WHO, BTN, MMR, MPS, CEMD, NMCR, MOH, UNFPA, UNICEF, USAID, MCHRI, IMPAC, EOC, SSMP, DFID, DHS, HDI, MNH, UNDP, MoHP, HIS, PMTCT, MCH, ARV, UNGASS, ANC, ART, SRH, TB, MDG, UN, HIV, AIDS, IATT, EC, GFATM, ICPD, STI, RH, FP, USG, UK APPG, PEPFAR, VCT, SWAp, NGO, HRC, GAO, NAC, PSI, FHI, ICD, EmOC, RGI, RMP, PHC, ANM, MO, IIPS, GAVI, CS, GDP, OECD, IV, PPH, WCHD, IMR, EAG, NRHM, UP, SRS, RCH, CSSM, TBA, FRU, CHC, JSY, ASHA, BPL, NFHS, OR, AMTSL, IMNCI, BCC, IEC, CDC, CEE/CIS, HAART, CD4, AZT, 3TC, NVP, sdNVP, MTCT, DBS, PCR, M&E, SMI, MM &M, APH, MVA, SBA, NSMP, MCHW, BEOC, CEOC, VDC, FHD, HMGN, ODC, DRC, INSD, UERD, AGI, D&C, MD, FONASA, CEDAW, ICESCR, PAHO, SERNAM, PMR, MOU, SDA, HW, HWC, HWFC, RPR, HR, ND, SB, CEDEPLAR, RAMOS, GERES, IRB, SIM, SINASC, IBGE, DATASUS, IFES, LTR, TFR, INSP, Ob/Gyn, UNAM, ENEO, SOM, PPT, ON, GP, SSA, ICM, FIGO, IUD, MANA, LEO, UC, HIPC, IMMPACT, KI, RHM.
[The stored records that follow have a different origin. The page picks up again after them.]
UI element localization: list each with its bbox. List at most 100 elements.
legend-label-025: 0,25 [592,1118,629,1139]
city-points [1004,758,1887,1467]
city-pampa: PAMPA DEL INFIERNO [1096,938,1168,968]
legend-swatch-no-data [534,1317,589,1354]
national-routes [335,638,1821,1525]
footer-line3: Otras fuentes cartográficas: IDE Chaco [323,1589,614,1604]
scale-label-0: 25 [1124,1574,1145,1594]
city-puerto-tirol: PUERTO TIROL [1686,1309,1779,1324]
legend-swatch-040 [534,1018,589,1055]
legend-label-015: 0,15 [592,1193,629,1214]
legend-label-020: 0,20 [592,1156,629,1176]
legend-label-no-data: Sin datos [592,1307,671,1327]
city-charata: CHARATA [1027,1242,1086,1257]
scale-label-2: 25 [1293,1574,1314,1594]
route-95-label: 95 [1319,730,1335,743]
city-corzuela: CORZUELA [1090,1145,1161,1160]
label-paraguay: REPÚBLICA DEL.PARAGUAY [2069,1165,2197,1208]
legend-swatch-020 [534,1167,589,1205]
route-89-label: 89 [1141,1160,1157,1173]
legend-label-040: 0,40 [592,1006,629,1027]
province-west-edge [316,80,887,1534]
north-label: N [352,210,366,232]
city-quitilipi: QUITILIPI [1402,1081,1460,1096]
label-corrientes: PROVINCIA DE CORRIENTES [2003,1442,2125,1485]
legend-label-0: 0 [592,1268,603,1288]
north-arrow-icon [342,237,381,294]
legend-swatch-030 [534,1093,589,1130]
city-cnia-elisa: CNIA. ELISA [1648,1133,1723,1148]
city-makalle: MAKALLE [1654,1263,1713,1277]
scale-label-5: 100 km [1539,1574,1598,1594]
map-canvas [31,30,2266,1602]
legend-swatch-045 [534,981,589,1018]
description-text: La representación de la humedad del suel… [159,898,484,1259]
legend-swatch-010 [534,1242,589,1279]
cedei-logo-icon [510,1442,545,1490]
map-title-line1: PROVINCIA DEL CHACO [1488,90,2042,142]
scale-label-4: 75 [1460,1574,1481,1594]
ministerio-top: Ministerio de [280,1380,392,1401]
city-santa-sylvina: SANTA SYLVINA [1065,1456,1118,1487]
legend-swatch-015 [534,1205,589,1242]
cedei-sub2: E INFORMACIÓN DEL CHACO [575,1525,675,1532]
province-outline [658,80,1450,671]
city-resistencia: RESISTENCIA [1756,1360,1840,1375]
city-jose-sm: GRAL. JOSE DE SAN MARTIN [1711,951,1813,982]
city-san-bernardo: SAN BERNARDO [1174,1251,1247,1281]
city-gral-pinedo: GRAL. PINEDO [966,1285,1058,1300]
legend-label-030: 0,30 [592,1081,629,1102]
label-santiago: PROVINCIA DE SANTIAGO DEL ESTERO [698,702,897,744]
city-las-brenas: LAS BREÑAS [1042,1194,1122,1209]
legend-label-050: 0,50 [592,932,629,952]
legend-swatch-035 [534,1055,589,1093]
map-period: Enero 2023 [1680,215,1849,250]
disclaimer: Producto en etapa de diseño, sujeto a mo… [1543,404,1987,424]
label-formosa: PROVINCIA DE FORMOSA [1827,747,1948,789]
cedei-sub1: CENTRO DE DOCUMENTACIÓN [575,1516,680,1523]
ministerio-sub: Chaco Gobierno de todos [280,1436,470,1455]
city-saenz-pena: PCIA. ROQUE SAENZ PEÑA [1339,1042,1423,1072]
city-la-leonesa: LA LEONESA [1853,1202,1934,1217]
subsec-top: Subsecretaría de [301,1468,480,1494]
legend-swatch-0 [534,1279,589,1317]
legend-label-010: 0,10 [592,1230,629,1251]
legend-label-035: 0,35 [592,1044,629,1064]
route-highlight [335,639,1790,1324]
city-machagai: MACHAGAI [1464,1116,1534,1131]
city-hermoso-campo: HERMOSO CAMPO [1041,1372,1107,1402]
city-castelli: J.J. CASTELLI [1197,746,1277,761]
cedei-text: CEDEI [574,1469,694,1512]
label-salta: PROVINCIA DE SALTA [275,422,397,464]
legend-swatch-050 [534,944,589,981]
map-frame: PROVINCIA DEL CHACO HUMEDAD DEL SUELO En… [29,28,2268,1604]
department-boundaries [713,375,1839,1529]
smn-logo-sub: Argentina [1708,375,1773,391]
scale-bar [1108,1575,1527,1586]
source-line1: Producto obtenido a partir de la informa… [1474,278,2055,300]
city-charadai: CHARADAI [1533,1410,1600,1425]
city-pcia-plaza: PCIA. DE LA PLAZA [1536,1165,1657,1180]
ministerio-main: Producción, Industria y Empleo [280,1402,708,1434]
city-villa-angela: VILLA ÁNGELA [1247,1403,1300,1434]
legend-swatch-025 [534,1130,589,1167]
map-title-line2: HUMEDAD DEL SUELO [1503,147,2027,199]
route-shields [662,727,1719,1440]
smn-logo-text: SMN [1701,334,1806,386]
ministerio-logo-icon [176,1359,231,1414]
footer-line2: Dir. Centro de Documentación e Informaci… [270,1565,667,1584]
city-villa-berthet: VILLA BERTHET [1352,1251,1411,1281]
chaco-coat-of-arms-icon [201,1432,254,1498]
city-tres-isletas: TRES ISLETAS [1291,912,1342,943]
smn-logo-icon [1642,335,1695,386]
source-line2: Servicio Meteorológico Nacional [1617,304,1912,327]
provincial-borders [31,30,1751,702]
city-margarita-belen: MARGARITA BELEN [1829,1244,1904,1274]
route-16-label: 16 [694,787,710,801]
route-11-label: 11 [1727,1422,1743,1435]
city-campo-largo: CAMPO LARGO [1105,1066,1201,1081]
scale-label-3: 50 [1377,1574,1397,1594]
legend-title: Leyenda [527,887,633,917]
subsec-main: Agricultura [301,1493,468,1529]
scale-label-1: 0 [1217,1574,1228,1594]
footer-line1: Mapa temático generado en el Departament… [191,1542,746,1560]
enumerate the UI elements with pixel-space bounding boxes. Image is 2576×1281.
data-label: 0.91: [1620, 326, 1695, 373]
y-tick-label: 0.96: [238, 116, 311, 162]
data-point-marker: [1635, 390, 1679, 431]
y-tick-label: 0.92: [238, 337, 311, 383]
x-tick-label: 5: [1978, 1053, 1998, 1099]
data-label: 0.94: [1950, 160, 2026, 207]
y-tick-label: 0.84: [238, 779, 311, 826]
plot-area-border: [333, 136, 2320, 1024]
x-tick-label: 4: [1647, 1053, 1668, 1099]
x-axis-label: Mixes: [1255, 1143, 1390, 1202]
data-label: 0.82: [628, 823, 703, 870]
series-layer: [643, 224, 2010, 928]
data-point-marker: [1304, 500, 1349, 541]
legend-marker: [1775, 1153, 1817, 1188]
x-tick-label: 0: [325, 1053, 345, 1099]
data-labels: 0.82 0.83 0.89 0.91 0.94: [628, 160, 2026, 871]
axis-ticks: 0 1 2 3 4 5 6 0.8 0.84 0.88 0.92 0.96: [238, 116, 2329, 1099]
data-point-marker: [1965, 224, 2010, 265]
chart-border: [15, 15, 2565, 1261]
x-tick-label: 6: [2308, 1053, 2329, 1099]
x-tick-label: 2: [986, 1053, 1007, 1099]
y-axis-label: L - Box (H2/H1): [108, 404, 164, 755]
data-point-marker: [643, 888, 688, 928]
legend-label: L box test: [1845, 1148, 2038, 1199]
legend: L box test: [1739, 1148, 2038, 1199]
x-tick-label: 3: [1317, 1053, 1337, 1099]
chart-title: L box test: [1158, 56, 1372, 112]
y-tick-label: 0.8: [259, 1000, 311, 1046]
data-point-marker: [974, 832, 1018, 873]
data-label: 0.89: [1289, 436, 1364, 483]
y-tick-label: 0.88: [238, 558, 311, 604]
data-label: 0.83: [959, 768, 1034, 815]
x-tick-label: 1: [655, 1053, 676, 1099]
This is why we ask authors not to use acronyms, or limit themselves only to those that are well known and used universally. It is too much to ask readers to retain the meanings of so many acronyms in paper after paper, and it makes authors sloppy. Acronyms are easier to overuse than the words they stand for, and often their meaning becomes vague. The extent of the use of acronyms in both writing and speaking today is a form of linguistic cancer, and should be avoided.

RHM subscription rates for 2008 are going up

RHM’s subscription rates are going up starting from 2008 for several reasons: 1) we have barely raised them in the past 4–5 years; 2) we were advised by our Elsevier journals manager that given so many increases in costs, we would be making a loss soon, which we cannot sustain; 3) we did some research and discovered that we were priced far below the other journals in our field; 4) we have been producing a supplement and CDs each year for the past few years without charging for them; 5) we will be producing a supplement and probably another CD next year as well; and 6) we are supporting six and soon possibly seven other languages versions of the journal as well as the English. So we felt it was time to raise our rates. We then had to decide how much to increase them, and whether to do it in one go or in stages over several years. We felt that it was better to have a big jump next year and get it over with, and then to increase the rates only with inflation after that. Whether or not this was the best decision, we aren’t sure. However, we can assure readers that even with the new rates, and considering that there have been three issues of the journal per year instead of two, we are still among the least expensive journals in our field. And the policy on supported (free) subscriptions has not changed. We hope we can count on your continuing subscriptions to RHM.

Notes

* Unless otherwise referenced, examples and quotes in this editorial are from articles in this journal issue, indicated by author name.

† The full report will be published in October 2007 in: Maternal mortality in 2005: estimates developed by WHO, UNICEF, UNFPA and the World Bank. Geneva: WHO, UNICEF, UNFPA, World Bank, 2007.

* The signatories included the UK, Norway, Germany and Canada, UN agencies and other international organisations, several developing country governments and the Gates Foundation.

* Thanks to Paul Van Look, Julia Hussein, Cherry Bird, Simone Diniz and Loveday Penn-Kekana for comments on an earlier draft of this text.